DROGATAS DEL MÓVIL
LA Asociación Proyecto Hombre, dedicada a la rehabilitación de toxicómanos, ha comenzado a recibir llamadas de individuos que se confiesan adictos a ese cacharrito denominado teléfono móvil. Quizá inspirados por un mandato de caridad cristiana, los responsables de esta institución les han prestado consejo y asistencia, lo cual no contribuirá sino a la afirmación de su dependencia, pues el adicto al móvil no anhela tanto la posesión de uno de estos cacharritos como la existencia de un interlocutor abnegado que escuche sus tabarras. El drogata del móvil es ese tipo que necesita actuar como notario constante de su propia banalidad; y así como antaño el tonto de remate hallaba desahogo a su tontería armado de una tiza que le permitiera exornar los muros con inscripciones turulatas, el tonto contemporáneo alcanza el reconocimiento a su identidad desvanecida llenando las ondas con sus ocurrencias infantiloides, mandando mensajitos oligofrénicos en los que la parida alcanza el rango de noticiario. Todos hemos coincidido en el tren con uno de estos mentecatos que mata el aburrimiento del viaje (que es metáfora de ese otro aburrimiento más infectante que estraga su propia vida) ensartando llamadas a su novia sin ton ni son. "Oye, que te llamo para decirte que ya hemos salido de la estación de Atocha", escuchamos que dice el mentecato, cuando el tren se ha puesto en marcha, y observamos que esta precisión espacial le produce un deleite ontológico próximo al arrobo, pues así el mentecato del móvil se siente corpóreo, tangible, existente. Luego, a los tres o cuatro minutos, el mentecato del móvil vuelve a la carga: "Nada, que te llamo para que estés tranquila. El tren parece que marcha sin retraso". Las llamadas se repiten en cada apeadero o estación; poco a poco, el mentecato del móvil va calentándose, y los dedos se le vuelven huéspedes mientras golpea el teclado de su cacharrito, apedreando con mensajes de un erotismo perentorio a su novia, que está hasta la boina de ese tío plasta que, en lugar de echarle un buen polvo, la abruma con sus incontinencias verbales.

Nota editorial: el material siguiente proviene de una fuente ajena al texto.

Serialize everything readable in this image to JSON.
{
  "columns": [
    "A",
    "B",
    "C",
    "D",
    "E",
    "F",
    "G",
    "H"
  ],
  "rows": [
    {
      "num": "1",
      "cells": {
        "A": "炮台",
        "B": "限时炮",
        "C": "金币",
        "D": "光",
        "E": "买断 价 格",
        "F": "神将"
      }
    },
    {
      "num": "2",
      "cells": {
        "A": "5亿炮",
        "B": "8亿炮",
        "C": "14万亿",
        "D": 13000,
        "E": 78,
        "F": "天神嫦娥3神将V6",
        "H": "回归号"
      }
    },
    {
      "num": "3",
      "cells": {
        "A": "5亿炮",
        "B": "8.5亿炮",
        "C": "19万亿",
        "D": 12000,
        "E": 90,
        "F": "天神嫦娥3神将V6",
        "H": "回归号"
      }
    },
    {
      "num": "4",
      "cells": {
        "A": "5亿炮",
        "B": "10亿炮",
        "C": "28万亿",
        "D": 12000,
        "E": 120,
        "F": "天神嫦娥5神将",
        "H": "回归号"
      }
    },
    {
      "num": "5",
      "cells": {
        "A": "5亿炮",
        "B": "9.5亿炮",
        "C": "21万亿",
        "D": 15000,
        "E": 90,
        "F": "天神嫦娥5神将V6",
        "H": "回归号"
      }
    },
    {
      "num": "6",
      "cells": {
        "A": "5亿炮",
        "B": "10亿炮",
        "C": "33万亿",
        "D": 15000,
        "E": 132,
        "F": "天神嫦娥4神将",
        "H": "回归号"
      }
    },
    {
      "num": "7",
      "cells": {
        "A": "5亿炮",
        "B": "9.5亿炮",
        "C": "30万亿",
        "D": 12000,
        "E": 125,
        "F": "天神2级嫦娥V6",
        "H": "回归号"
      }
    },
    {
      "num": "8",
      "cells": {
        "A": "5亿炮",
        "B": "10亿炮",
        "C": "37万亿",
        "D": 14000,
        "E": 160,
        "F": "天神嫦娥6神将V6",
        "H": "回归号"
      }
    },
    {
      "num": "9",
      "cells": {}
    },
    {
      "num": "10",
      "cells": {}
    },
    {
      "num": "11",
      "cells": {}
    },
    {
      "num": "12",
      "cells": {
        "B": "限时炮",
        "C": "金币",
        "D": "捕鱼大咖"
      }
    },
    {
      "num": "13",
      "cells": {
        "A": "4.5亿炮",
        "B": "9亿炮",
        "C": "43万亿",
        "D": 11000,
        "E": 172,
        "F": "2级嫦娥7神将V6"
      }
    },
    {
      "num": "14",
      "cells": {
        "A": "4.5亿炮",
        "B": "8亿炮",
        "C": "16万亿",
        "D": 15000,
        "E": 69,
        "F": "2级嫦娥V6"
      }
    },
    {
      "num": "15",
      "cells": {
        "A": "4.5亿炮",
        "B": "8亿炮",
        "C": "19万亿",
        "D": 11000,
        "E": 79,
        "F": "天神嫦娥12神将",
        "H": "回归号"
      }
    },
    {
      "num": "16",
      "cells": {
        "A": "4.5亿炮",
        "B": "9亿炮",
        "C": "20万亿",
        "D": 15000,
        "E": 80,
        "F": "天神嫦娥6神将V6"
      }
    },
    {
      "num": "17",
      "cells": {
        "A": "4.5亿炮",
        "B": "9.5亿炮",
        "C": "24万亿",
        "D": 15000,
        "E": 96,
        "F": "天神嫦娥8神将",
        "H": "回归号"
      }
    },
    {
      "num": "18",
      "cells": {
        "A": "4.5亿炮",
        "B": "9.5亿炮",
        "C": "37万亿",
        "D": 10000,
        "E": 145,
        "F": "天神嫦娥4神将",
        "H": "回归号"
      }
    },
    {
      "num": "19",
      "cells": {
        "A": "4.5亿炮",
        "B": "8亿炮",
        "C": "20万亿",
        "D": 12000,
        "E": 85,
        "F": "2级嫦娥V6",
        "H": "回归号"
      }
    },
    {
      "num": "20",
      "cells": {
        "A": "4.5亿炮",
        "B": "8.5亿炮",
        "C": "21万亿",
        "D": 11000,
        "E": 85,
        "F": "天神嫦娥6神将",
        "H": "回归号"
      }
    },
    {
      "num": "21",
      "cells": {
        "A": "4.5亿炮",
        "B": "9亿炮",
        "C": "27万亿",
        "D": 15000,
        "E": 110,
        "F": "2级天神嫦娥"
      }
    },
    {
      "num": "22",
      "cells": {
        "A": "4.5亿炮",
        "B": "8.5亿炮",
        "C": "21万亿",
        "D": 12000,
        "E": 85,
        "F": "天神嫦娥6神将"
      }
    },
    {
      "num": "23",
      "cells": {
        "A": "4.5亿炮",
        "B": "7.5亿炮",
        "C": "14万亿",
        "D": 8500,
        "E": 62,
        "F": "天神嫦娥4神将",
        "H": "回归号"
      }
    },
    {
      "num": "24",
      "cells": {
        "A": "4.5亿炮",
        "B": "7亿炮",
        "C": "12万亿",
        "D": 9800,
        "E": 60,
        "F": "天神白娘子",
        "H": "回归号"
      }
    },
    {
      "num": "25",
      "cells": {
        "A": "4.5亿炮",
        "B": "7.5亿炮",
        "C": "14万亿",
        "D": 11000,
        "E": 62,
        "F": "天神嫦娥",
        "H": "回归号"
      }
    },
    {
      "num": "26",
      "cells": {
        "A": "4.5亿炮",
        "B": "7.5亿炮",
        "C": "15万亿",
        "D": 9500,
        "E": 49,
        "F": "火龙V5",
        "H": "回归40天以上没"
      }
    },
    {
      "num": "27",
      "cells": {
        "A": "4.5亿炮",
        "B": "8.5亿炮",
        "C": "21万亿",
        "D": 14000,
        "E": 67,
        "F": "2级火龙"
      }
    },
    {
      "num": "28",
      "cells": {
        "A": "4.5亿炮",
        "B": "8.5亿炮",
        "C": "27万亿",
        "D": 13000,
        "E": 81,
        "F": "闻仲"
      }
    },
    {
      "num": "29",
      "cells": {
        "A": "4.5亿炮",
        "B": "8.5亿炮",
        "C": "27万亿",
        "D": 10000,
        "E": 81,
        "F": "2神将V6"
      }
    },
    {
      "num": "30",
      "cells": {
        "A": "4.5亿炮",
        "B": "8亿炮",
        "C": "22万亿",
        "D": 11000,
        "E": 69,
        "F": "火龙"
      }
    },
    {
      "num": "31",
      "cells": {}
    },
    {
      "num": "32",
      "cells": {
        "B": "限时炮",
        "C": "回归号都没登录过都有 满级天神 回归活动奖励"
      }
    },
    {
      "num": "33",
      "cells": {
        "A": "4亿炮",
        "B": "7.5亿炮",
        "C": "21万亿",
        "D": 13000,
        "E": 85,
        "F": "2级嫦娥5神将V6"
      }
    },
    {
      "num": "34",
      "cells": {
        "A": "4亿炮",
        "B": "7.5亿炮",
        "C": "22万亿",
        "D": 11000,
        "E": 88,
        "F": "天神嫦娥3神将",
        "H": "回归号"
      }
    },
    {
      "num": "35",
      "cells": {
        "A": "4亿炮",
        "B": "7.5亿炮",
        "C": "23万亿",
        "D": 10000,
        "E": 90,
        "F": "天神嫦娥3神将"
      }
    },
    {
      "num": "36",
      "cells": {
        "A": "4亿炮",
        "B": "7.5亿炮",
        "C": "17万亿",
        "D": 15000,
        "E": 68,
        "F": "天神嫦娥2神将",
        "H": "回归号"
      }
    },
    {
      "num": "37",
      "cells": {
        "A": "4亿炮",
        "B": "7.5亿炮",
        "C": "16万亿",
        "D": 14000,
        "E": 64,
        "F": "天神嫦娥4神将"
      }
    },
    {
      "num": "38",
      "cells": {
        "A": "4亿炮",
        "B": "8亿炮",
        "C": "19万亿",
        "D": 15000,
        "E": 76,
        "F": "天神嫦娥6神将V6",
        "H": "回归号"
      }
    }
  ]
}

A su vez, el mentecato recibe de vez en cuando llamadas absurdas y superfluas de sus amiguetes. El vagón, poco a poco, se convierte en un pandemónium de timbrazos epilépticos, de conversaciones reiterativas y estultas (como su repertorio enseguida se agota, el mentecato repite lánguidamente las mismas memeces), de diálogos de besugo de una decrepitud lingüística que revuelve las tripas. Para el viajero afrentado por el guirigay, descabezar un sueño, avanzar en la lectura de un libro o simplemente ensimismarse en la contemplación del paisaje constituyen tareas heroicas o imposibles; cuando por fin el tren llega a su destino, el eco de esas conversaciones triviales le retumba en las meninges como un sonsonete. Pero todavía el mentecato del móvil tiene redaños para volver a combinar el número de teléfono de su novia y decirle: «Oye, que acabo de llegar, que estoy recogiendo las maletas, que estoy bajando del vagón, que estoy pisando el andén, que estoy cogiendo el taxi». Y su novia decide que aún tiene tiempo para ponerle los cuernos con el butanero que ha venido a cambiarle la bombona. A los adictos al teléfono móvil habría que enjaularlos a todos en una de aquellas narcosalas que popularizó la idiocia de lo políticamente correcto. A cada uno se les suministraría, a guisa de cortisona o placebo, la carcasa vacía de un teléfono móvil, para que entretuviera su adicción sosteniendo conversaciones con un destinatario fantasmagórico. Al principio gritarían hasta desgañitarse; luego, cuando se hubieran quedado afónicos, se les amenizaría la convalecencia divulgando por la megafonía un estruendo horrísono que les destruyese los tímpanos. Así, mudos y sordos, quizá podrían iniciar su rehabilitación.